PHOSPHORYLATION AND RECYCLING KINETICS OF G PROTEIN-COUPLED RECEPTORS

The rate of ligand-induced phosphorylation of the V2 and V1a vasopressin receptors was characterized in HEK 293 cells. Both receptors were phosphorylated predominantly by GRKs, and the V1a receptor was also phosphorylated by protein kinase C regardless of the presence or absence of ligand. Phosphorylation of the V1aR catalyzed by GRKs reached maximal values at the shortest measured time: 15 seconds, and decayed rapidly with a t1/2 of 6 min in the continuous presence of AVP. In agreement with the hypothesis that dephosphorylation must precede receptor recycling to the cell surface, the V1aR returned rapidly to the cell surface after removal of the hormone from the medium. Phosphate incorporation into the V2R proceeded at a slower pace, and the internalized phosphorylated receptor failed to recycle to the cell surface and retained its phosphate for a long time in the presence or absence of ligand. A single mutation in the carboxy terminus of the V2R accelerated de-phosphorylation of the protein and conferred recycling properties to the V2R. These experiments provided molecular evidence for the hypothesis that internalization is required for de-phosphorylation and recycling of reactivated G protein coupled receptors to the cell surface.
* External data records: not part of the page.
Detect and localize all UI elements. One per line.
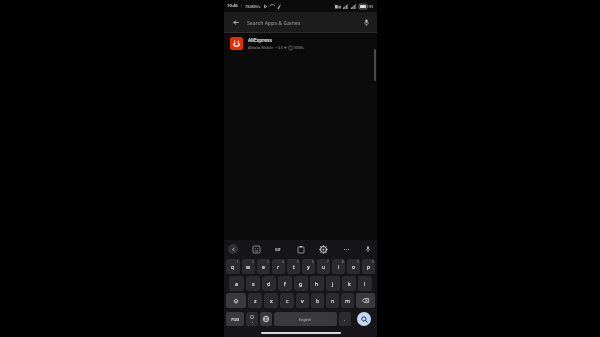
button[interactable]: ?123	[226, 312, 244, 326]
staticText: 5	[297, 260, 299, 264]
button[interactable]: u	[317, 259, 330, 274]
staticText: y	[307, 263, 310, 270]
button[interactable]: d	[262, 276, 276, 291]
staticText: n	[331, 297, 335, 304]
button[interactable]: n	[326, 293, 339, 308]
staticText: r	[277, 263, 280, 270]
button[interactable]: .	[339, 312, 351, 326]
button[interactable]: More options	[341, 244, 351, 254]
staticText: 3	[267, 260, 269, 264]
staticText: q	[231, 263, 235, 270]
button[interactable]: Backspace	[356, 293, 375, 308]
button[interactable]: j	[326, 276, 340, 291]
button[interactable]: i	[332, 259, 345, 274]
button[interactable]: Search	[357, 312, 371, 326]
staticText: w	[246, 263, 251, 270]
button[interactable]: Emoji	[246, 312, 258, 326]
staticText: ,	[252, 319, 253, 323]
button[interactable]: Stickers	[251, 244, 261, 254]
button[interactable]: Expand toolbar	[228, 244, 238, 254]
button[interactable]: x	[264, 293, 278, 308]
button[interactable]: b	[311, 293, 324, 308]
staticText: 9	[357, 260, 359, 264]
button[interactable]: r	[272, 259, 285, 274]
staticText: 1	[237, 260, 239, 264]
button[interactable]: Settings	[318, 244, 328, 254]
button[interactable]: Voice input	[363, 244, 373, 254]
staticText: o	[352, 263, 356, 270]
button[interactable]: Clipboard	[296, 244, 306, 254]
button[interactable]: Voice search	[359, 15, 373, 29]
staticText: h	[315, 280, 319, 287]
staticText: d	[267, 280, 271, 287]
staticText: |	[240, 3, 243, 9]
staticText: .	[344, 317, 346, 322]
button[interactable]: h	[310, 276, 324, 291]
button[interactable]: Search Apps & Games	[247, 19, 359, 26]
staticText: c	[286, 297, 289, 304]
button[interactable]: v	[296, 293, 309, 308]
button[interactable]: l	[358, 276, 372, 291]
staticText: s	[252, 280, 255, 287]
staticText: Alibaba Mobile	[248, 45, 274, 50]
staticText: 2	[252, 260, 254, 264]
staticText: 93	[369, 4, 374, 9]
staticText: ?123	[231, 317, 240, 322]
staticText: 6	[312, 260, 314, 264]
staticText: g	[299, 280, 303, 287]
staticText: 100M+	[293, 45, 305, 50]
button[interactable]: Shift	[226, 293, 246, 308]
staticText: English	[299, 317, 312, 322]
staticText: p	[367, 263, 371, 270]
staticText: 4	[282, 260, 284, 264]
button[interactable]: k	[342, 276, 356, 291]
staticText: 7	[327, 260, 329, 264]
button[interactable]: English	[274, 312, 337, 326]
button[interactable]: w	[242, 259, 255, 274]
button[interactable]: m	[341, 293, 354, 308]
button[interactable]: p	[362, 259, 375, 274]
staticText: x	[270, 297, 273, 304]
staticText: 784KB/s	[245, 4, 261, 9]
staticText: u	[322, 263, 326, 270]
button[interactable]: GIF	[273, 244, 283, 254]
staticText: f	[284, 280, 286, 287]
staticText: t	[293, 263, 295, 270]
button[interactable]: z	[248, 293, 262, 308]
staticText: i	[338, 263, 340, 270]
staticText: 0	[372, 260, 374, 264]
staticText: b	[316, 297, 320, 304]
button[interactable]: c	[280, 293, 294, 308]
button[interactable]: y	[302, 259, 315, 274]
button[interactable]: Change language	[260, 312, 272, 326]
button[interactable]: q	[226, 259, 240, 274]
button[interactable]: e	[257, 259, 270, 274]
staticText: 8	[342, 260, 344, 264]
staticText: j	[332, 280, 334, 287]
staticText: • 4.5	[276, 45, 284, 50]
staticText: m	[345, 297, 350, 304]
button[interactable]: s	[246, 276, 260, 291]
staticText: e	[262, 263, 265, 270]
button[interactable]: t	[287, 259, 300, 274]
button[interactable]: Back	[228, 15, 242, 29]
staticText: AliExpress	[248, 37, 272, 44]
button[interactable]: AliExpress	[224, 33, 377, 53]
button[interactable]: f	[278, 276, 292, 291]
button[interactable]: a	[229, 276, 244, 291]
staticText: l	[364, 280, 366, 287]
staticText: a	[235, 280, 238, 287]
staticText: 10:46	[227, 3, 238, 9]
staticText: v	[301, 297, 304, 304]
staticText: Search Apps & Games	[247, 19, 301, 26]
staticText: z	[254, 297, 257, 304]
staticText: GIF	[275, 247, 281, 252]
button[interactable]: o	[347, 259, 360, 274]
staticText: k	[348, 280, 351, 287]
button[interactable]: g	[294, 276, 308, 291]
Processing and Ligand-Induced Modifications of the V2 Vasopressin Receptor

Synthesis, processing and agonist-induced modifications of the V2 vasopressin receptor were examined in stably or transiently transfected HEK293 cells. Metabolic labeling with S methionine for 30 min revealed a predominant precursor protein which subsequently gave rise to the mature receptor on the cell surface. Maturation of the receptor was unrelated to glycosylation suggesting that it was the consequence of protein refolding. In addition to monomeric forms of V2 receptor protein, oligomers of the precursor protein were also detected in SDS-PAGE. These oligomers seemed to be dimers and tetrameres, and were more apparent in transiently transfected cells that produced higher quantities of protein then stably transfected cells. No oligomers of the mature receptor were detected, and co-transfection of the wild type with a mutant V2 receptor lacking G-protein coupling activity did not alter the function of the wild type receptor. These results indicated that the formation of oligomeric was most likely a consequence of overproduction of the protein and not a required step for receptor function. Addition of vasopressin promoted phosphorylation and sequestration of the wild type receptor, and of the R137H mutant receptor which lacks coupling to G proteins. Activation of protein kinases A or C did not result in phosphorylation of un-occupied receptor. Phosphate incorporated into the protein was stable in the continuous presence of the ligand despite sequestration of the receptor protein. Deletion of the last 14 amino acids abolished receptor phosphorylation but not sequestration and desensitization, indicating that these two processes are not dependent on protein phosphorylation. Additionally, phosphorylation and sequestration of the R137H mutant receptor revealed that phosphorylation and sequestration does not require coupling to Gs. The wild type V2 vasopressin receptor was found to be palmitoylated at two cysteines at the carboxyl terminus. Either cysteine could be palmitoylated independently of each other and the presence of at least one was required to obtain receptor expression similar to the wild type. The turnover of the palmitic acid incorporated into the receptor was not altered by the addition of vasopressin demonstrating that this post-translational modification of the receptor was not altered by the ligand-promoted phosphorylation of the protein.